Quand vos photos sur Facebook servent d'appât pour les pirates

Par 24 août 2011
Les photos sur réseaux sociaux pourraient servir pour un botnet clandestin

Des chercheurs ont mis au point un botnet inobservable et exploitant les réseaux sociaux, pour prouver que des pirates pourraient utiliser de nouvelles techniques liées aux images pour récupérer des informations.

Pensez-y à deux fois avant de charger vos photos de vacances sur Facebook. Vous pourriez aider quelqu’un à voler des informations à partir de votre ordinateur. Dans la longue série des mises en garde de failles de sécurité sur les réseaux sociaux, des chercheurs de l’Université de l’Illinois et de l’Institut Indraprastha en Inde, se sont cette fois intéressés aux détournements possibles de photos sur les réseaux sociaux. Pour le démontrer,  ils ont mis au point un botnet, capable de créer un canal de communication secret, difficile à détecter. «Nous avons exploré cette piste pour montrer qu’il est possible de créer ce type de botnet, et évaluer s’ils seraient plus forts ou plus faibles que les botnets existants» expliquent les chercheurs dans leur article. 
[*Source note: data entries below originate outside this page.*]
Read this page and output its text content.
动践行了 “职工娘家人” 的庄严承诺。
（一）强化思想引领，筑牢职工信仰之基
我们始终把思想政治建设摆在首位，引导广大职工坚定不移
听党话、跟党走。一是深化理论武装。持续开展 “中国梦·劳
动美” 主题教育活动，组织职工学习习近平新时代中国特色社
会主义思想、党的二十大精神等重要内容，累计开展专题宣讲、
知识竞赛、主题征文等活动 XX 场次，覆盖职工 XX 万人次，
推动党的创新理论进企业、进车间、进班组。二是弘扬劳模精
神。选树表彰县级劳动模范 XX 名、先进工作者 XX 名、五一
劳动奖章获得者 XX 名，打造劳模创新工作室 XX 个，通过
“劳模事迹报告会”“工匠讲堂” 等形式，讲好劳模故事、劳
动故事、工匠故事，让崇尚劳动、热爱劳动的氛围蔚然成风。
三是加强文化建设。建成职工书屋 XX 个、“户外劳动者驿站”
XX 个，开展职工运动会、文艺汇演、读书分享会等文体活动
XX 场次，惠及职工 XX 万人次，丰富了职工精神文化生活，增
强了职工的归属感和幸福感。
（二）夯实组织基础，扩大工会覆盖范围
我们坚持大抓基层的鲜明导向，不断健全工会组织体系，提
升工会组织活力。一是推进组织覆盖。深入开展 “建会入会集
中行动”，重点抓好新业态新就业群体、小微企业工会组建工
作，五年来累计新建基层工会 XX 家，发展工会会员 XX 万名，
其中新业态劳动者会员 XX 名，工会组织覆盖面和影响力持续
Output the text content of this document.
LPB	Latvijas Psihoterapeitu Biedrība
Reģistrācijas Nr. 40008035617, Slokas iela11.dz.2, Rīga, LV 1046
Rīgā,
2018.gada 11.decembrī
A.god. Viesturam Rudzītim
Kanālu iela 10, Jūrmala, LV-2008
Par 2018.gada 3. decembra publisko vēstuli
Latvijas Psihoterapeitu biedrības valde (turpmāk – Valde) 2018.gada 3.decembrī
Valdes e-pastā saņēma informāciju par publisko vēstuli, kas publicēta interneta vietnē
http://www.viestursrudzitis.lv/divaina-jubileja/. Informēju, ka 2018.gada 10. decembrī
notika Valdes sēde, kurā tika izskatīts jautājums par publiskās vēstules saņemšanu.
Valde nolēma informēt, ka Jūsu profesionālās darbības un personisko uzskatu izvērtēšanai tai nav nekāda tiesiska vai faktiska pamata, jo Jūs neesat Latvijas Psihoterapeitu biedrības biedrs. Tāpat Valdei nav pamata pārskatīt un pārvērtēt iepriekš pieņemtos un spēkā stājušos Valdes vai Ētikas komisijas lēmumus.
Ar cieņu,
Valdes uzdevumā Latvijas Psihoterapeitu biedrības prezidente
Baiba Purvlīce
Propagation par saut d’amis en amis

Stegobot tire profit d’une technique appelée «stéganographie», cette fois améliorée, qui permet de cacher des informations dans des fichiers d’images, sans modifier leur apparence, ce qui le rend invisible. Il est possible de stocker environ 50 ko de données dans un 720 par 720 pixels d'image. Le botnet créé peut donc être présent dans n’importe quelle photo que vous téléchargez. Comme la plupart des botnets, Stegobot prend le contrôle d'ordinateurs en incitant les utilisateurs à ouvrir les pièces jointes infectées ou visitant des sites Web suspects. La différence ici, c’est qu’il il se greffe sur le réseau social. Le logiciel pirate agit, même si l’internaute -devenu botmaster- n’a pas cliqué sur les photos. Et ainsi de suite....étant immédiatement contaminé, le botmaster propage le virus à ses amis sociaux. 

Indétectable mais limité

Ce botnet est indétectable, selon les chercheurs. Des pirates pourraient mettre au point de tels systèmes, intéressant pour eux, car difficile à détecter. « A l’avenir, l’un des défis de conception de botnets sera de les rendre clandestins, à savoir d’avoir à ne pas laisser de trace» expliquent les chercheurs. Mais, bien que ce botnet soit invisible, selon les experts, d’autres méthodes sont préférées par les pirates, car plus efficaces pour voler des quantités plus importantes de données. Les chercheurs eux-mêmes reconnaissent que c’est un point critiquable.